Writer: Neil Gaiman
Illustrators: John Bolton, Scott Hampton, Charles Vess and Paul Johnston
Letterer: Todd Klein
Publisher: Vertigo Comics
What's good about it?
Timothy Hunter is an English 12 year old boy. He is offered the chance to take magic into his life and become the greatest mage ever known. He learns about the power of names, journeys into the past to witness the beginning of time, meets the greatest mages of all eras, visits faerie and the delights of the fairy market, travels to the future and sees a tarot deck made real. Finally, a decision.
There's an owl companion, bargains with otherworldly beings, ancient kings and wars of magic, a house on legs and lessons aplenty. Roger Zelazny, author of Lord of Light and the Amber series, amongst others, provides an introduction.
It is a tale of a traditional quest, in this case, the quest for knowledge - the young mage in training goes on a journey to discover his talents and in the process matures and gains knowledge about the world and those who inhabit it.
What's good about it?
Fantasy fans will recognise a lot of themes and features within this book as Gaiman has used familiar mythology and traditions from the genre to build Timothy's world. What makes this book special is the way in which it is delivered.
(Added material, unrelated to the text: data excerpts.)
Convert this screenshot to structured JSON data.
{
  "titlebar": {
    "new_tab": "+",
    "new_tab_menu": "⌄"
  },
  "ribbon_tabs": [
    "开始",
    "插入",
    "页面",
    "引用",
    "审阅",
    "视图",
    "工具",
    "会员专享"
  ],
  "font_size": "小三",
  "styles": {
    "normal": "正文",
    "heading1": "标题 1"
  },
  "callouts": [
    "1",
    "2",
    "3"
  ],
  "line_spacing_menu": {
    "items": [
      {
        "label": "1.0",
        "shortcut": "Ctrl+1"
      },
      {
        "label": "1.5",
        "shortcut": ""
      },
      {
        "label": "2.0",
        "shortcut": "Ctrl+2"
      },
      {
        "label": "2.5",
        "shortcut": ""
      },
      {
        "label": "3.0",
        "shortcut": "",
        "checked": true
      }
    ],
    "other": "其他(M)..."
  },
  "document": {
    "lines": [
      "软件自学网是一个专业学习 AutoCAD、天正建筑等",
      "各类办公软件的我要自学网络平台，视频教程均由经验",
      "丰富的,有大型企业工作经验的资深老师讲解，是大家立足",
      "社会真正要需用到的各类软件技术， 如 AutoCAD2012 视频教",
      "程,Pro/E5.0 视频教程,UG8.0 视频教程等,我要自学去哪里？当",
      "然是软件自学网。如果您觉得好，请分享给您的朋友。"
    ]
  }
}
Gaiman has used mythology to great effect in his other books and is able to weave elements of the DC Universe with traditional Western tales in such a skillful manner that we get a real feel for this new world. There are cameos from other DC characters, but knowledge of them is not important to the first time reader. You never get the feeling that you are missing anything, or that you should really know who such and such is. However if you do recognise any of the characters you will enjoy a richer reading experience.
Being English, Neil Gaiman, can write English characters and English cities very well. This is worth mentioning because unlike a lot of popular media, his characters have well developed, nuanced, personalities, and are not simply two dimensional Cockney Geezers or Posh Toffs. This is a rarity.
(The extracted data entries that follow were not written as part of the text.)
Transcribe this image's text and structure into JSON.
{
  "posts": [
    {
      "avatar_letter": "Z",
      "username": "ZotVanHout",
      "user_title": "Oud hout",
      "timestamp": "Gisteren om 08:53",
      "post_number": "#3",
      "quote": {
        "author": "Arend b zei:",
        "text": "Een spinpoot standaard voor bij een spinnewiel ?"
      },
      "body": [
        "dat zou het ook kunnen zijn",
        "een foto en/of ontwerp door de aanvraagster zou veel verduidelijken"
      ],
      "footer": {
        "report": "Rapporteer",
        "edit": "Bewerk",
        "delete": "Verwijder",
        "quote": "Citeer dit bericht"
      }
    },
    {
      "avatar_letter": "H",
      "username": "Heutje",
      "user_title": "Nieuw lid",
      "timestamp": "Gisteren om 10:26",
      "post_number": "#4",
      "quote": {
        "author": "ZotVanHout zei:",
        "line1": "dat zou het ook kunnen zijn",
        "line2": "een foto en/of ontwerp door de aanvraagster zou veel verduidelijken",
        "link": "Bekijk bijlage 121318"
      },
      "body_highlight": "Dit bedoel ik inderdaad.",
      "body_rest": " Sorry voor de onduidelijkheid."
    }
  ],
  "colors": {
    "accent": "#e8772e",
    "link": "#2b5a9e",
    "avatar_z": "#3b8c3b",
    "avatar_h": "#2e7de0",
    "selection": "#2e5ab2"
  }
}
If you locate the cover shown above you will probably be pleased be discover the quality of it. The title is embossed, the brown borders are matt and the picture of Timothy is glossy. The back cover is a mixture of matt and glossy. It makes you feel like you're holding something really special, and since comics are part art, it's good to see covers that complement this.
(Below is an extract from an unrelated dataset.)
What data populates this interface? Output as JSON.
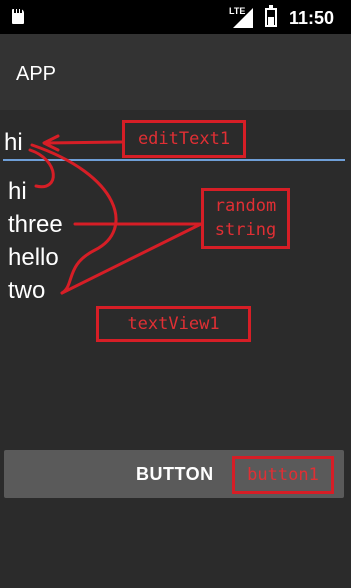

And of course, it's a great story. A traditional story to be sure, but told in an interesting manner and with some fleshed out so very human characters.
What's bad about it?
After discussions with some other readers of this title I feel that a criticism could be levelled at the art. Although the art is very good and does it's job or bringing the fantastic into the realm of everyday life (therefore mirroring Timothy's journey), there has been some comments raised about how easy it is to follow.
There is a lot going on in a lot of the panels and this could cause confusion to the first time reader. Some of it may not seem very coherent if you are not used to the medium, or some panels may simply be too busy to read easily, if you haven't come across a comic before.
So, my recommendation is that you should read this book, but it possibly shouldn't be the first comic book ever you pick up. Maybe try some other books first and then pick up this one. It is definitely worth reading and it is very different to a lot of the superhero books out there, so please don't dismiss it, just be aware of it's style when you pick it up.
What's the art like?
I fear I haven't picked the best examples of the art, so forgive me if the scans change at a later date. There's just so much to choose from and so little space!
In common with many other books reviewed on this site, Todd Klein does the letters. Through his attention to detail and understanding of the plot dynamics and the characters his words supplement the art and create a vivid porthole into the narration, thoughts and actions of the characters.